Bei den letzten Besuchen haben wir gemalt und gepuzzelt, so dachte ich, dass wir uns diesmal Bilder anschauen und hoffte, dies würde ihm gefallen.
Kaum hatte ich ihm, nach der überaus freundlichen Begrüßung, den Kalender gezeigt, nahm er ihn in die Hand und studierte mit freudigem und konzentriertem Gesichtsausdruck die Zahlenleiste. Das dauerte eine ganze Weile. Ich saß daneben und wunderte mich, warum er nicht wenigstens einen Augenblick lang auf das Bild schaute. Zählte er jetzt die Tage nach? Ich schaute also ziemlich ratlos zu, wie er eifrig und mit sichtlicher freudiger Erregung die Zahlenreihe mit seinen Blicken abtastete, mit dem Finger nachfuhr und endlich auf eine Zahl tippte, sie mir zeigte und lachte. Der fünfundzwanzigste! Er hatte die ganze Zeit die Zahl 25 gesucht und nun gefunden-sein Geburtstag! Nun freute er sich und teilte mir diese glückliche Entdeckung mit. Ach wie schön, nun hatte ich einen Ansatzpunkt. Wir redeten eine Weile über Geburtstag, d.h. ich redete, er nickte entweder oder schaute nicht so ganz zustimmend drein. Ich fragte ihn, ob wir den Tag nicht bunt markieren sollten?
Ja, das wollte er! Also nahm ich einen roten Buntstift und machte ein rotes Herz um die 25. Als sich seine große Freude zu einem glückseligen Lächeln erschöpft hatte und unser „Gespräch“ zu versiegen drohte, versuchte ich noch einmal, auf die Bilder des Kalenders zu verweisen und blätterte um. Nach einem flüchtigen Blick auf das Bild wiederholte sich nun der Vorgang von eben: Er widmete sich mit voller Konzentration und freudiger Hingabe der Zahlenreihe. Es kostete ihn schon viel Mühe und Zeit, doch schließlich, als er fand, was er suchte, war die Freude bei der Entdeckung der 25 nicht minder groß als beim ersten Mal und wieder bekam die Zahl eine herzförmige Umrandung.
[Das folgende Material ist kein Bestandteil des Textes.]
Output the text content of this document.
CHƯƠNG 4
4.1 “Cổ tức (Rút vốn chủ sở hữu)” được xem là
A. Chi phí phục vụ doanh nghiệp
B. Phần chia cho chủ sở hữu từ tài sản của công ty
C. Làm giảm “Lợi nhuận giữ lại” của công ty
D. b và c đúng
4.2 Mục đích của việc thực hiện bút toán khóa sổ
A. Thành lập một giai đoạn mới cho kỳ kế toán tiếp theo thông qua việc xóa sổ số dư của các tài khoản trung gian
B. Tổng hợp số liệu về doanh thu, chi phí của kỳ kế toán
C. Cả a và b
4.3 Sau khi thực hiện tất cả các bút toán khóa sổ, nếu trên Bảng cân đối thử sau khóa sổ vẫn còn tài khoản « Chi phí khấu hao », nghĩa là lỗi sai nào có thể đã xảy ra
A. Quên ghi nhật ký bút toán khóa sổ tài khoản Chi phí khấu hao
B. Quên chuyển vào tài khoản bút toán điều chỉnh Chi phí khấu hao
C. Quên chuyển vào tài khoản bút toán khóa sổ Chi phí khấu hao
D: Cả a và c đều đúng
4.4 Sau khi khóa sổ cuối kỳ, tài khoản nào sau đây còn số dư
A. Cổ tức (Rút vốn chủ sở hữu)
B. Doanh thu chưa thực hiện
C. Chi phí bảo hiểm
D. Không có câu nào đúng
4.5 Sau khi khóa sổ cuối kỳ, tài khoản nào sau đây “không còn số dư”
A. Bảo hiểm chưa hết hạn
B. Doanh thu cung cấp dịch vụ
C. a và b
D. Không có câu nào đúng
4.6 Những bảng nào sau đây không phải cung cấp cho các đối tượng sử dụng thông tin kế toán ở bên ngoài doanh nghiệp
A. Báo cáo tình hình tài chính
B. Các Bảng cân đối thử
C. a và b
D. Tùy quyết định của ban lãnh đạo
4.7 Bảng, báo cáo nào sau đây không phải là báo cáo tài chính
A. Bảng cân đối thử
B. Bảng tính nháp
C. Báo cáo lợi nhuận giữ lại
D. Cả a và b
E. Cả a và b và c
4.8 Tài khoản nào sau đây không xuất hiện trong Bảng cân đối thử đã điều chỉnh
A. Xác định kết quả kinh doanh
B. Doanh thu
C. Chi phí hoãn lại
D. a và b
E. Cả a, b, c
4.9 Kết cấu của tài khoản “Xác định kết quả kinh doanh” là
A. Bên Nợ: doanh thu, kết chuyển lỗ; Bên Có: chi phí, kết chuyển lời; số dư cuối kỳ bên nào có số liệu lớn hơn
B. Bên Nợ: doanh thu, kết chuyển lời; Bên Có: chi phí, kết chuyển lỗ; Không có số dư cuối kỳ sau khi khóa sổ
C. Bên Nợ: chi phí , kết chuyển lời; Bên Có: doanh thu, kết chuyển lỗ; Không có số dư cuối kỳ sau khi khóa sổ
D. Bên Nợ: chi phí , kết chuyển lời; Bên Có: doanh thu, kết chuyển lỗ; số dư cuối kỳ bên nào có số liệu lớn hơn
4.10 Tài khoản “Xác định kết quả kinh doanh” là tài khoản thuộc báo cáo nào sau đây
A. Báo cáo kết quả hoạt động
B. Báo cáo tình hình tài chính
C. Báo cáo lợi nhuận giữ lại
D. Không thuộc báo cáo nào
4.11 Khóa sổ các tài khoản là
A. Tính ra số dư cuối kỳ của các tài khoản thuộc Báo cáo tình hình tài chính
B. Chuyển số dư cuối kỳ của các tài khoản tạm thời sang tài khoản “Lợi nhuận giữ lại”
Nun hatte ich begriffen, wo es langgeht!
Am Ende, als der Kalender um 12 rote Herzen reicher war, lächelten wir uns noch eine Weile an und verabschiedeten uns.
Kommentar schreiben
Ekin (Freitag, 27 September 2019 08:12)
Liebe Tina,
feiert der Herr auch seinen Monatsgeburtstag?
Oder gab es noch was anderes, was ihn an der 25 freut?